Missouri and Arkansas are likely to become permanent partners when the 2014 schedule is released (expected next week), creating a new border war that could be played Thanksgiving weekend. Since losing Kansas from its schedule, Missouri has been without a team it can call its main rival. The Kentucky-Mississippi State and Ole Miss-Vanderbilt games sit well with the quartet, as all four are currently avoiding playing two heavyweights from the opposite division. South Carolina and Texas A&M, who are expected to become permanent partners, likely would be open to rotating both games.
What about a compromise? Could a team play its non-division partner twice every four years and the other six SEC East teams once? Commissioner Mike Slive has said he’s open to all ideas. Middle ground might be the best solution, but the call here is that the 6-1-1 format will still trump the 6-2 format if it simply comes down to one or the other.
SEC Network Programming
ESPN got the ball rolling Thursday when it formally announced longtime Birmingham radio personality Paul Finebaum would join its family of networks. His daily radio show will be simulcast on the SEC Network when it launches in August 2014.
While specific shows are likely still months away from being developed, some general concepts are already in the discussion stage. A nightly SportsCenter-type show is a must, as well as plenty of classic games. The Big Ten has produced a handful of Big Ten’s Best shows (Best Quarterbacks of the ‘90s, Best Running Backs of the ‘80s, Best Rivalry Games, etc.). No conference’s fanbases appreciate both history and debate like the SEC’s, so a series of shows like these would certainly bring in a sizable audience.
Casual college football fans often overlook recruiting due to the flip-flopping nature of the process and the frustration in placing . However, in the SEC, recruiting is a sport of its own. The SEC Network can take televised recruiting coverage to a level that both Rivals and 247Sports have done for written recruiting coverage.
The SEC Storied documentary series currently running on ESPN has become appointment television. The series can continue and be expanded upon with the SEC Network to involve other sports.
Playoff Selection Committee
While this is more of a national issue than an SEC issue, the playoff selection committee, which the playoff directors hope to have in place in the coming months, will certainly not be lacking an SEC flavor.

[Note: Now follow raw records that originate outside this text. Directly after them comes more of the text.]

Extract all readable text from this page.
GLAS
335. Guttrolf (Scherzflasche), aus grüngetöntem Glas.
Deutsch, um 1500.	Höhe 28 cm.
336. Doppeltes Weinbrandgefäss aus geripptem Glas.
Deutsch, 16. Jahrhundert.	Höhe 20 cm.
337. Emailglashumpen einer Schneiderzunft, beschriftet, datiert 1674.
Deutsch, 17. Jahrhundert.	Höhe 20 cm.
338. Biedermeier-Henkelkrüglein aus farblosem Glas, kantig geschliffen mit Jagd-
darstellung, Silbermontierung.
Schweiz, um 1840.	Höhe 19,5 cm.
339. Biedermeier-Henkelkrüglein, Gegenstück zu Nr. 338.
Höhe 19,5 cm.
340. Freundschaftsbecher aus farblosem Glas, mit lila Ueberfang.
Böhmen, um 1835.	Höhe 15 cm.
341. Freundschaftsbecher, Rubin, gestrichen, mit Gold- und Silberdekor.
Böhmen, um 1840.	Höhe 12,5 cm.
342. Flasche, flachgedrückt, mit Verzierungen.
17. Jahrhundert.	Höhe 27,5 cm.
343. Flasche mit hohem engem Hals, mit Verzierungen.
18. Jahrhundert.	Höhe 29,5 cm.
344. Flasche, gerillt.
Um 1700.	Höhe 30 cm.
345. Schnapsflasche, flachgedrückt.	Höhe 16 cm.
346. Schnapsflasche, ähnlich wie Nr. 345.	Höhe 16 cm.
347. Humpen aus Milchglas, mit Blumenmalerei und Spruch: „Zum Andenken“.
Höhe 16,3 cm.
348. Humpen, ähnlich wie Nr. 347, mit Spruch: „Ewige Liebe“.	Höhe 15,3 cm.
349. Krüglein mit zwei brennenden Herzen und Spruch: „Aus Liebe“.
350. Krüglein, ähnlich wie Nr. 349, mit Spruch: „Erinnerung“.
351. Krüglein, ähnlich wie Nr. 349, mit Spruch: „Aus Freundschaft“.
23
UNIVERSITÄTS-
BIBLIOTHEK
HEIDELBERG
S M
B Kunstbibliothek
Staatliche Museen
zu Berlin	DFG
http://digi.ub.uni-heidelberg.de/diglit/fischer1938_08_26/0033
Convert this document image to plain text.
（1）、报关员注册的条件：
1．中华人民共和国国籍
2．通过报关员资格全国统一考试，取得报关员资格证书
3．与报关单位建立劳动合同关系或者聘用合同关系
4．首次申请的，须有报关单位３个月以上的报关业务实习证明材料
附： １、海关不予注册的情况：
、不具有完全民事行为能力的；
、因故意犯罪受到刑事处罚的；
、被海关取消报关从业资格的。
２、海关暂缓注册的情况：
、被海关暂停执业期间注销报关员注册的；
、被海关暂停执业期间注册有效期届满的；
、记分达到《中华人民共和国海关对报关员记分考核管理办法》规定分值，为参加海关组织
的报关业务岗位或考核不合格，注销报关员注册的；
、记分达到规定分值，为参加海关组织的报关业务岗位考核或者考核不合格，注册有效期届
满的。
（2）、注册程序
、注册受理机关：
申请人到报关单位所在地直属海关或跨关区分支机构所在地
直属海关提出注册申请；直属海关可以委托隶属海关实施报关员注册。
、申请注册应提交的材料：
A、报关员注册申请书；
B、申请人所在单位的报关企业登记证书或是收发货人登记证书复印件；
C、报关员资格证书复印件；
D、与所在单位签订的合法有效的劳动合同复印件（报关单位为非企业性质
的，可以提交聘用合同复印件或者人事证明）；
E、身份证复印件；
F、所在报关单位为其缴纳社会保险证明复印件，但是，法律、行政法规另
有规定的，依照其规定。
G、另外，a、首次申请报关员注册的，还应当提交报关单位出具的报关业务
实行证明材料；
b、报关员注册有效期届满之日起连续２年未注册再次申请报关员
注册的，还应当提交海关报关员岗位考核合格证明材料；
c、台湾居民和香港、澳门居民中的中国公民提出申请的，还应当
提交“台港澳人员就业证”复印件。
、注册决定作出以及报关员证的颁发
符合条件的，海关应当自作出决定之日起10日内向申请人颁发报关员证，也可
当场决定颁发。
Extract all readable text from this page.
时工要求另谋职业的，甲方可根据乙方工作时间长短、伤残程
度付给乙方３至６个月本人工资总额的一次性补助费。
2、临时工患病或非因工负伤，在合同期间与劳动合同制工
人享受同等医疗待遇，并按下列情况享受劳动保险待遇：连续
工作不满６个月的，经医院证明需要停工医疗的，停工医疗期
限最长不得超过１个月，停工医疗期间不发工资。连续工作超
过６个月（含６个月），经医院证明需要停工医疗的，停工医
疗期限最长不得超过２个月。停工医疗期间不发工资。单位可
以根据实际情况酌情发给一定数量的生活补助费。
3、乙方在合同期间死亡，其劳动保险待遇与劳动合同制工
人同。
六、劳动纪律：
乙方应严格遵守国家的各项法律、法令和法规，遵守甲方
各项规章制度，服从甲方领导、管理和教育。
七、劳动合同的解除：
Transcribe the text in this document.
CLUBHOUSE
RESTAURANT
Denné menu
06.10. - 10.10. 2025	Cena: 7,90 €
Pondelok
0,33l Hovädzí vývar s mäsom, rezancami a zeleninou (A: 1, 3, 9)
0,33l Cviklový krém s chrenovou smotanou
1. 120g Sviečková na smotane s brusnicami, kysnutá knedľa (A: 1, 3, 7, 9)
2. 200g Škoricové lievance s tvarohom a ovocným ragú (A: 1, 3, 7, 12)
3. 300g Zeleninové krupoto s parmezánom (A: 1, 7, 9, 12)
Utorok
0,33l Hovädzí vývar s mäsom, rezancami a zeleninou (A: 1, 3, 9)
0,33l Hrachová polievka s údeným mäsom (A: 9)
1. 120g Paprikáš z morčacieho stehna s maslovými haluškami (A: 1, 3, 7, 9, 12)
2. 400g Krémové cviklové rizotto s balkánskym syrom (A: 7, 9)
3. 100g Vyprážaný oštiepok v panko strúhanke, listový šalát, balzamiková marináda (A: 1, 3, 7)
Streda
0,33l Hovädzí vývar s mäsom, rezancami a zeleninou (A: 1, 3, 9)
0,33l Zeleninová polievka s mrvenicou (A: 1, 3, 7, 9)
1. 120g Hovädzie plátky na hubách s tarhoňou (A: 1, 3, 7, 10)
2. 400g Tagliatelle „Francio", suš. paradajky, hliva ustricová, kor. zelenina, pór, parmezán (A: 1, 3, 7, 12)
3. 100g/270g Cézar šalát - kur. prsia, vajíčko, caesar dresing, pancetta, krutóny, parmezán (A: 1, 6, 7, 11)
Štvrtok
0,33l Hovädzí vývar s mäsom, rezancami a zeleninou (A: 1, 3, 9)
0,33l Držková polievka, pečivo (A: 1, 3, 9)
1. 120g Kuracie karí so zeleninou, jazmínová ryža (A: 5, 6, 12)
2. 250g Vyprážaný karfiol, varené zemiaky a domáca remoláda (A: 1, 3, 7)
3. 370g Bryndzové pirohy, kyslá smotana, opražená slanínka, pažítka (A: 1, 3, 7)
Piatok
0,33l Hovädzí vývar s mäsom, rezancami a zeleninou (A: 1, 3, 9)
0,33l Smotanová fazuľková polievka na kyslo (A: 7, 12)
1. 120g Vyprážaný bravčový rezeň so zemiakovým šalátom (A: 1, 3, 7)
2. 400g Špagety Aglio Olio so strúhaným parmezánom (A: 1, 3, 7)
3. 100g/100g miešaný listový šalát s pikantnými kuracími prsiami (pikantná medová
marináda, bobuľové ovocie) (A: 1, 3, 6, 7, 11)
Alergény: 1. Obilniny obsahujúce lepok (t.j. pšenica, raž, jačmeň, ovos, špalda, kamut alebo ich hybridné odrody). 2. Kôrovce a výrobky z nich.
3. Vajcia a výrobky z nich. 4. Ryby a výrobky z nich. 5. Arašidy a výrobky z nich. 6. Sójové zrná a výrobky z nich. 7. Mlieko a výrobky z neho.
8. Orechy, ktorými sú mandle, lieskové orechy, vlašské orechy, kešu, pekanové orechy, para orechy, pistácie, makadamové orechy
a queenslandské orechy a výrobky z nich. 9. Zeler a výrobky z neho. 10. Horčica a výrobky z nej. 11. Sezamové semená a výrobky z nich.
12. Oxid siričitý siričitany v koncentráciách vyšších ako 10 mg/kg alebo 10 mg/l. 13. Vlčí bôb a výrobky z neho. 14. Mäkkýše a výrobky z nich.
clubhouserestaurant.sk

Names like former Georgia coach Vince Dooley, former Tennessee Philip Fulmer and former SEC commissioner Roy Kramer are among the many names with SEC ties as possible candidates for the selection committee.
By the end of next week, we’ll likely learn that none of the 14 current athletic directors have any desire to be a part of the committee. Florida’s Jeremy Foley has already stated his lack of interest.
Who would want to be a part of what will amount to a full-time job from September through November in which every decision they make will be constantly scrutinized by fans and media? To this point, few candidates have emerged that possess the desire, credentials, and impartiality to properly serve on the committee.
We may learn some other names to watch in Destin. The more likely scenario, however, is that we learn nothing. A decision that seemed logical when announced last summer after years of frustration with the coaches’ poll and secret computer formulas has begun to backfire a bit with the realization that, perhaps, the best candidates for the committee – media and bookmakers – are the ones who have no chance of being selected.